The Suffragettes were generally depicted in the public media of their day as a crowd of violent harridans, and the illustration above and the two below certainly attempt to give this impression. Mind you, I'm not saying they weren't above the odd bit of violence (unlike the men?).

This history is in a glass case at the exhibition so I didn't get a chance to leaf through it. I'm sure its content is adequately reflected in the exhibition panels.

This is the verse on the cover of the pamphlet.

And this version of "the storming of the Bastille" by the knitters brigade has a certain air of spontaneity about it.

This development in 1911 when John Redmond's party in Westminster abandoned the women in favour of Home Rule really got them going. I can do no better than to quote from James and Ciaran's book here:
In January of 1911 the unpredictable nature of electoral politics left the Irish Parliamentary Party holding the balance of power in Westminister. At last, or so it seemed, Redmond's moment had come. In this particularly sharp cartoon Fitz plays on a famous advertisement for Sunlight Soap drawing the Liberal Prime Minister Asquith as a traffic policeman holding back two great forces in British Politics, the House of Lords and the Women's Suffrage campaign, to allow a delightfully prim John Redmond to carry his Home Rule parcel safely across.

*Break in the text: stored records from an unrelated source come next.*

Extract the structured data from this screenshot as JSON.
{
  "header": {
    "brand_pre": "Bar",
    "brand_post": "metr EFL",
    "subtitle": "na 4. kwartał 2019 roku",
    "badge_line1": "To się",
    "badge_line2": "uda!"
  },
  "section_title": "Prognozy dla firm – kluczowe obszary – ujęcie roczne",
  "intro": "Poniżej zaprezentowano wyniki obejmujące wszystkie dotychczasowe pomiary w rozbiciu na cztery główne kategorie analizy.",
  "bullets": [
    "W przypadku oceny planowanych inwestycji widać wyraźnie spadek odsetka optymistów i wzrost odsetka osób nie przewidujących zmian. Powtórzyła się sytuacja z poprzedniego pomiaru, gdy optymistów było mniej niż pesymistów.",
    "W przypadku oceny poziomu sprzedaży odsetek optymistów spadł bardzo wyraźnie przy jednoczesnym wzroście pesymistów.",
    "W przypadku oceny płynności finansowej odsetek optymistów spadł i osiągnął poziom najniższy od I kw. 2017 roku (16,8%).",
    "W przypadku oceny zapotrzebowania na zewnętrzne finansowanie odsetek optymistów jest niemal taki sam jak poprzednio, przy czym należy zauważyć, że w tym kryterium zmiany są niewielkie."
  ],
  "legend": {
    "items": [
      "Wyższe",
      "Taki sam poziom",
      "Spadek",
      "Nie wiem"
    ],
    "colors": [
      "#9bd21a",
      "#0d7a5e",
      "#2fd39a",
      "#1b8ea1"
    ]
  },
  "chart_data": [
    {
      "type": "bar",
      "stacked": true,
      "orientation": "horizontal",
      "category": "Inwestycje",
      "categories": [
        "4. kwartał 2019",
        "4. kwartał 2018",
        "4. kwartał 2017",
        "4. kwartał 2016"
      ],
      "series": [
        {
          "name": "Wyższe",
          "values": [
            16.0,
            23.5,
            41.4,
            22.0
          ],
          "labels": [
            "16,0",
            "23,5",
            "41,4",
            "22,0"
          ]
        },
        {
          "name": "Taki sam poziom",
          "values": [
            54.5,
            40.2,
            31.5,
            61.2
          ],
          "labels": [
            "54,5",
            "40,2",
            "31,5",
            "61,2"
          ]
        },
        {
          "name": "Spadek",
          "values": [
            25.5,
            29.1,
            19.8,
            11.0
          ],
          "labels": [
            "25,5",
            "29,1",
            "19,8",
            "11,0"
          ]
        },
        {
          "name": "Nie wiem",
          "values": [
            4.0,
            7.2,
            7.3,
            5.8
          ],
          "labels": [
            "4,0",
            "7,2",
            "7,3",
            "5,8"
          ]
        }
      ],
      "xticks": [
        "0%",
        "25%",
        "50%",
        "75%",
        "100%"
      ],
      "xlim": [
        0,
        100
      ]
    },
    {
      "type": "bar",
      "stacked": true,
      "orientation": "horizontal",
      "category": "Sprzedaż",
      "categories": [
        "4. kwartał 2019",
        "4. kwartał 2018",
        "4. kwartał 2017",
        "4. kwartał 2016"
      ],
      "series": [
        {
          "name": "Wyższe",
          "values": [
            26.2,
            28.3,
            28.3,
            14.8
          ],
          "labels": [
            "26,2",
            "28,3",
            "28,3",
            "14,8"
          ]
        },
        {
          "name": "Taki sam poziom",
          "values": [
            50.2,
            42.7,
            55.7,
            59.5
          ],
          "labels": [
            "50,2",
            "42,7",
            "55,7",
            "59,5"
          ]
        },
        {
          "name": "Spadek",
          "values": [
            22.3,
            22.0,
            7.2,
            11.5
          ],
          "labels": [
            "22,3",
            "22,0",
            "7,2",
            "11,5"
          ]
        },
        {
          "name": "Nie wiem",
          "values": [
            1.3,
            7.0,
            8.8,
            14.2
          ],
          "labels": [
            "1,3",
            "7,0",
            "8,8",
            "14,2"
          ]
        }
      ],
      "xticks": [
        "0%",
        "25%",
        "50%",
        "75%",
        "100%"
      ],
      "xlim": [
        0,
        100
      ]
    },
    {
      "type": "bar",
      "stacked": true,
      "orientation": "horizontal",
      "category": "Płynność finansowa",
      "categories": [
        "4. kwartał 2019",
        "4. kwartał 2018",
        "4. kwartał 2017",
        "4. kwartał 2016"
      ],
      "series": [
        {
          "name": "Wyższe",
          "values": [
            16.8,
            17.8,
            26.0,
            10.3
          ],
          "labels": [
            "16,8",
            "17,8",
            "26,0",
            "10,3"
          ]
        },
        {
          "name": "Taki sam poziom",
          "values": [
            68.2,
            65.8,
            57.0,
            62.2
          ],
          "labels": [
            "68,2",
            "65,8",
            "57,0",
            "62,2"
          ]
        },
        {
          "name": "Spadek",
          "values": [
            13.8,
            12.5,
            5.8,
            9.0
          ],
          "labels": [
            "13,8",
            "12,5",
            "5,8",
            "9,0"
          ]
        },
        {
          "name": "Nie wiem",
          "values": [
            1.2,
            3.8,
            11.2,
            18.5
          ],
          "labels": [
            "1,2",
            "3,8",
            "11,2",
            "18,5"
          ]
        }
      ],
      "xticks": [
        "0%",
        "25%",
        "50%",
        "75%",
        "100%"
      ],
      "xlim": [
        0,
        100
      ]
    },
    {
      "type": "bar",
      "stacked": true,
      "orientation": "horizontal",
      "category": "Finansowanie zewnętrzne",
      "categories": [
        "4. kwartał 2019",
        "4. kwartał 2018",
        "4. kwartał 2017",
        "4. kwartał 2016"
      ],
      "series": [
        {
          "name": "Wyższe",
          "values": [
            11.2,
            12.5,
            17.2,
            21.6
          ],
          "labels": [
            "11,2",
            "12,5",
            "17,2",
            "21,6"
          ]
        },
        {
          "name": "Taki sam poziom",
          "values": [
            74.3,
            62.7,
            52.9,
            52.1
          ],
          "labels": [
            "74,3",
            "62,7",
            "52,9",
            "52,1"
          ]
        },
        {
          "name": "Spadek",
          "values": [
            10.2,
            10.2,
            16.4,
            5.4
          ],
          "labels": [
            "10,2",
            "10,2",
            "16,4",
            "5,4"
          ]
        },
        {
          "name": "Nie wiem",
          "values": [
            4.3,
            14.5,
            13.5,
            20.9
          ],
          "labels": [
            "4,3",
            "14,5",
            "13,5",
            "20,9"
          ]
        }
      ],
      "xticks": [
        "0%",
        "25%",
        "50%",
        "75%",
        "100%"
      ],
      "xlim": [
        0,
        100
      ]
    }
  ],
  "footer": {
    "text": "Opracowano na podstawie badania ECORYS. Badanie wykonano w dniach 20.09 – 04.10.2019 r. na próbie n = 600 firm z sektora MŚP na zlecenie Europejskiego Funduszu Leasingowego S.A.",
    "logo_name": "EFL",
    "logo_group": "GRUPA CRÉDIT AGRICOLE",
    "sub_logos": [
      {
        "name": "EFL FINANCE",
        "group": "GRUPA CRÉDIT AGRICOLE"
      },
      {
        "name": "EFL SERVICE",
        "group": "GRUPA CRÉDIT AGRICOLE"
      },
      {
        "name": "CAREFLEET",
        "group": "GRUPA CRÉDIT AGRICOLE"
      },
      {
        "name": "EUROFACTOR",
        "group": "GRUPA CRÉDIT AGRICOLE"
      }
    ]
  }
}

The label 'Soft Soap' on both the parcel and the cartoon shows that the Irish public were not fully convinced.

As a special favour to my readers I am reproducing the original ad above. This is not in the exhibition but is in the book. Gordon Brewster took similar liberties with one of his political cartoons but in that case it was Pears and not Sunlight soap.

In another of Fitz's cartoons featured in the exhibition poor Tom Kettle comes in for a hard time. Here he is, a year before the Redmond cartoon, promising the female population the vote.

I have to confess that this cartoon reminded me of Brexit, at least insofar as the twin promises of the vote for women and Home Rule proved incompatible and in making his choice Redmond opted for Home Rule first. The cartoon is based on the Gilbert and Sullivan operetta, Patience. You can see the full cartoon here.

I just couldn't resist this photo from the exhibition of Constance Markievicz as Joan of Arc. Call me cruel if you will.

This cartoon from the pen of Grace Gifford poses the question less asked, if ever. Indeed, why would men ask it. Her point i'm sure. Grace was an artist and cartoonist in her own right but she is probably better known to the public today for her marriage to Joseph Mary Plunkett in Kilmainham jail the night before his execution in May 1916.

A few small quibbles. I was not gone on the green and orange colour scheme. I thought it took from the impact of the content. There is an ongoing problem with the high large windows. They are not always suitable as a light source and they can make it difficult to view the exhibits, particularly against the light. I had some niggles on the Irish. "Sufragóir" is neither the singular nor the plural genitive, and I don't think you can use "um" when there is a sense of purpose involved. I have seen the meaning translated as "about" rather than "for" and I think that is a good guide for its use.

Small things truly. That said, this is another great exhibition in the series commemorating the Ireland of one hundred years ago. And it is a worthy contribution to ensuring that women getting the vote, albeit on a restricted basis, will not be overshadowed by either the ending of WWI or the UK General Election of 1918.